Company that helped police crack 1983 cold case murders reveals how they did it

The company that helped the Toronto police crack a decades-old cold case is revealing more details about how they identified a suspect in the grisly murders of two Toronto women in 1983.

Othram Inc., a Texas-based lab that leverages forensic genealogy to solve cold cases, was a crucial piece in helping investigators identify Joseph George Sutherland.

On Monday, Toronto police announced that they had arrested the 61-year-old in connection with the murders of two Toronto women in 1983, Erin Gilmour and Susan Tice.

Othram’s Chief Development Officer, Kristen Mittleman, told CTV News Toronto that Toronto police handed their team a piece of evidence after the force exhausted standard forensic testing and found no matches.

“Our DNA testing is something that no one else on earth can do right now the way that we do it here at Othram. We are the first lab that’s purpose-built to take this type of evidence and use it for this really advanced forensic genome sequencing process,” Mittleman said.

It’s Othram’s job to then determine if the DNA picked up from the evidence is sufficient to sequence, she said.

“I believe that this [DNA sample] was a sperm fraction,” Mittleman said, noting that their team discovered a “mixture” of DNA samples from the “perpetrator and victim” in this particular cold case.

In the “exact same manner” Mittleman said they worked with the Toronto police to uncover the man responsible for the murder of nine-year-old Christine Jessop who was sexually assaulted and killed more than 35 years ago.

Though Othram did not work on the infamous Golden State Killer case involving the former California police officer who raped and murdered dozens of victims in the 1970s and 80s, Mittleman said the same technology was used.
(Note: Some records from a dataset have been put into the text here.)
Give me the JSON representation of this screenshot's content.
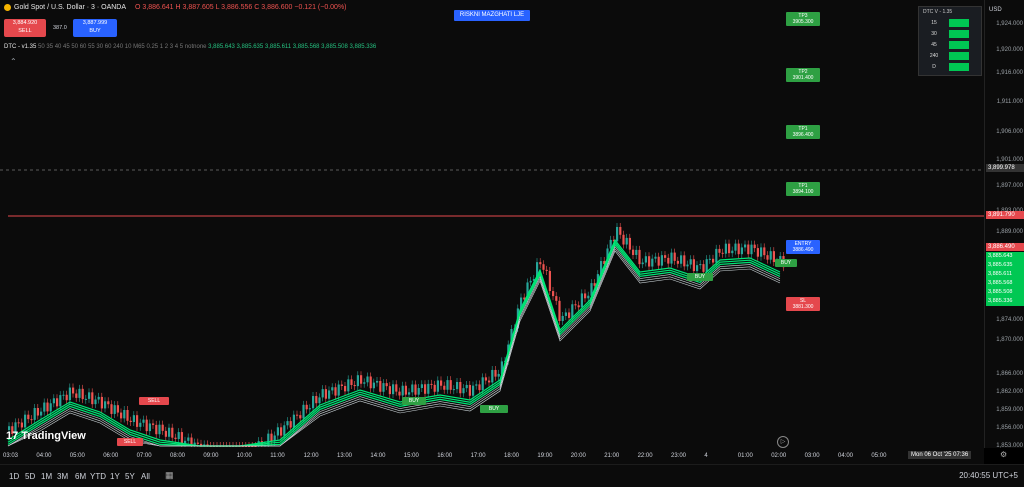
{
  "symbol": {
    "title": "Gold Spot / U.S. Dollar · 3 · OANDA",
    "ohlc": "O 3,886.641 H 3,887.605 L 3,886.556 C 3,886.600 −0.121 (−0.00%)",
    "sell_price": "3,884.920",
    "sell_label": "SELL",
    "spread": "387.0",
    "buy_price": "3,887.999",
    "buy_label": "BUY"
  },
  "indicator": {
    "name": "DTC - v1.35",
    "params": "50 35 40 45 50 60 55 30 60 240 10 M65 0.25 1 2 3 4 5 notnone",
    "values": "3,885.643  3,885.635  3,885.611  3,885.568  3,885.508  3,885.336"
  },
  "banner": "RISKNI MAZGHATI LJE",
  "table": {
    "title": "DTC V - 1.35",
    "rows": [
      {
        "tf": "15"
      },
      {
        "tf": "30"
      },
      {
        "tf": "45"
      },
      {
        "tf": "240"
      },
      {
        "tf": "D"
      }
    ]
  },
  "price_axis": {
    "currency": "USD",
    "ticks": [
      "1,924.000",
      "1,920.000",
      "1,916.000",
      "1,911.000",
      "1,906.000",
      "1,901.000",
      "1,897.000",
      "1,893.000",
      "1,889.000",
      "1,874.000",
      "1,870.000",
      "1,866.000",
      "1,862.000",
      "1,859.000",
      "1,856.000",
      "1,853.000"
    ],
    "crosshair_price": "3,899.978",
    "red_line_price": "3,891.790",
    "current_price": "3,886.490",
    "green_stack": [
      "3,885.643",
      "3,885.635",
      "3,885.611",
      "3,885.568",
      "3,885.508",
      "3,885.336"
    ]
  },
  "levels": {
    "tp3": "TP3\n3905.300",
    "tp2": "TP2\n3901.400",
    "tp1": "TP1\n3896.400",
    "tp0": "TP1\n3894.100",
    "entry": "ENTRY\n3886.490",
    "sl": "SL\n3881.300"
  },
  "signals": [
    {
      "label": "SELL"
    },
    {
      "label": "SELL"
    },
    {
      "label": "BUY"
    },
    {
      "label": "BUY"
    },
    {
      "label": "BUY"
    },
    {
      "label": "BUY"
    }
  ],
  "time_axis": [
    "03:03",
    "04:00",
    "05:00",
    "06:00",
    "07:00",
    "08:00",
    "09:00",
    "10:00",
    "11:00",
    "12:00",
    "13:00",
    "14:00",
    "15:00",
    "16:00",
    "17:00",
    "18:00",
    "19:00",
    "20:00",
    "21:00",
    "22:00",
    "23:00",
    "4",
    "01:00",
    "02:00",
    "03:00",
    "04:00",
    "05:00"
  ],
  "time_cursor": "Mon 06 Oct '25  07:36",
  "logo": "TradingView",
  "timeframes": [
    "1D",
    "5D",
    "1M",
    "3M",
    "6M",
    "YTD",
    "1Y",
    "5Y",
    "All"
  ],
  "clock": "20:40:55 UTC+5",
  "colors": {
    "bull": "#26a69a",
    "bear": "#ef5350",
    "ema": "#00e676",
    "redline": "#e5484d",
    "accent": "#2962ff"
  }
}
She said the key difference between the Sutherland and the Golden State Killer case was that the latter had “multiple victims and a ton of DNA,” whereas the Toronto cold case had a “very small” and “intractable” sample.

Once Othram processed the DNA, they gave it to a genealogist at the Toronto Police Service who uploaded it to a genealogical database to cross reference with genetic information of the suspect’s relatives and eventually zero in on Sutherland.
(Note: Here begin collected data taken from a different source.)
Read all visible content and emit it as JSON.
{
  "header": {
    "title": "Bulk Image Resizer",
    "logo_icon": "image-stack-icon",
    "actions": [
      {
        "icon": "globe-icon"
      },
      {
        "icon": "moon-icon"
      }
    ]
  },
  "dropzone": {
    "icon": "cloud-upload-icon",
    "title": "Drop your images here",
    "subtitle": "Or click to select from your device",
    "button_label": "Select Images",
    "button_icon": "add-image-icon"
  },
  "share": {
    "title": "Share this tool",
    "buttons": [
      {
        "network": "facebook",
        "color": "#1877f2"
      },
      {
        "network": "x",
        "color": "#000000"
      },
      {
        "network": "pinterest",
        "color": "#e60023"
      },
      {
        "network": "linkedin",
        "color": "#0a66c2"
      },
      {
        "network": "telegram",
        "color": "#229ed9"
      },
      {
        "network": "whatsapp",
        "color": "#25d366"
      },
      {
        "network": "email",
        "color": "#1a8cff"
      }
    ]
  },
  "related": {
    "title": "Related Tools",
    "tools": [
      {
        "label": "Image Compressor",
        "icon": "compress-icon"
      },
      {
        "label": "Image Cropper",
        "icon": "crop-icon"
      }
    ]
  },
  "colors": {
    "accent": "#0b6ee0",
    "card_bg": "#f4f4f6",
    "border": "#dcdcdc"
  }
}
“They were able to take all those matches and work back through the genealogical tree until they came to the identity of the perpetrator,” Mittleman said.
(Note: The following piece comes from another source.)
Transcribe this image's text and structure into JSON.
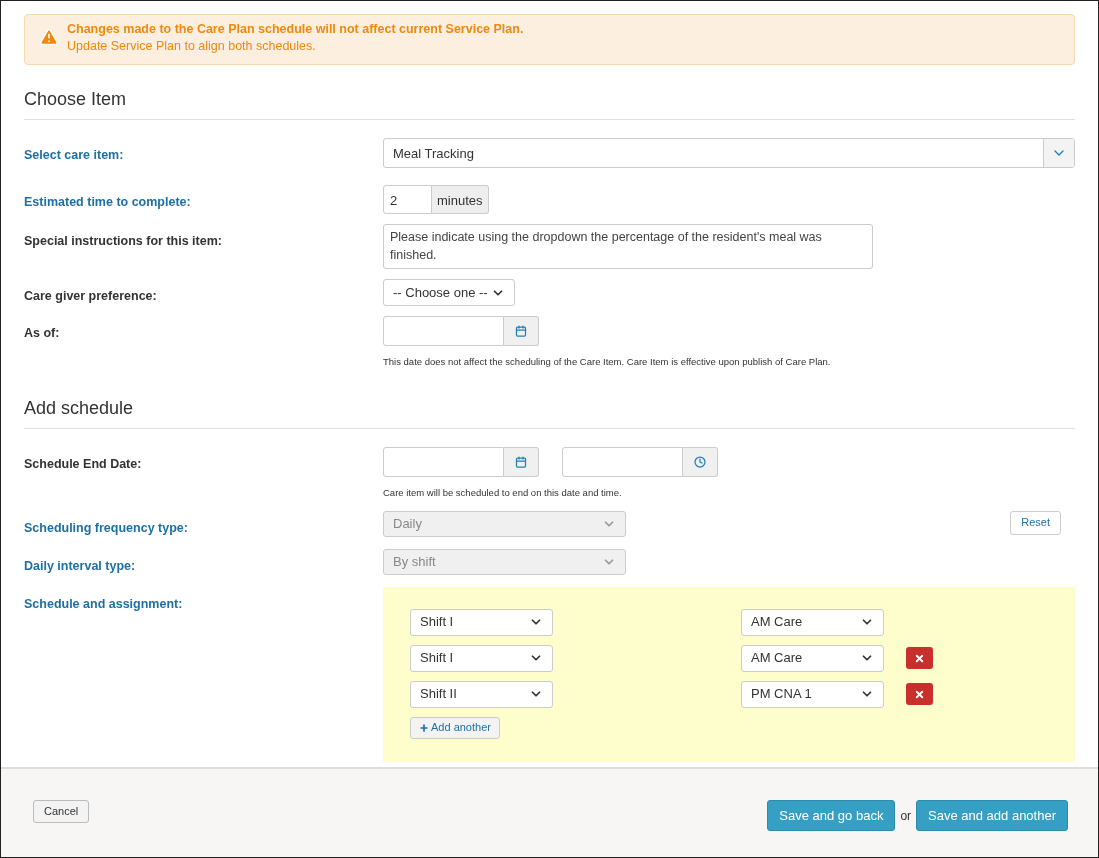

“They use our result as an investigative lead to go investigate the case, figure out if that person was someone that could have been in the area at the time, fit the description of what happened, and then they do standard forensic testing again, to confirm the result.”

When Othram launched, Mittleman said they were solving multiple cold cases over the course of a year. But now, she said they are working on multiple cases a week with the hope of that eventually surging to multiple cases an hour.

“I think that cold cases will be extinct within the next decade,” she said.

“People won’t have to wait decades to find out what happened to their loved one. I really do believe that perpetrators are going to start getting caught the first time they commit a crime, rather than having to wait till the second, third, fourth, or whenever they get caught. I also believe that that’s going to start becoming a deterrent for crime.”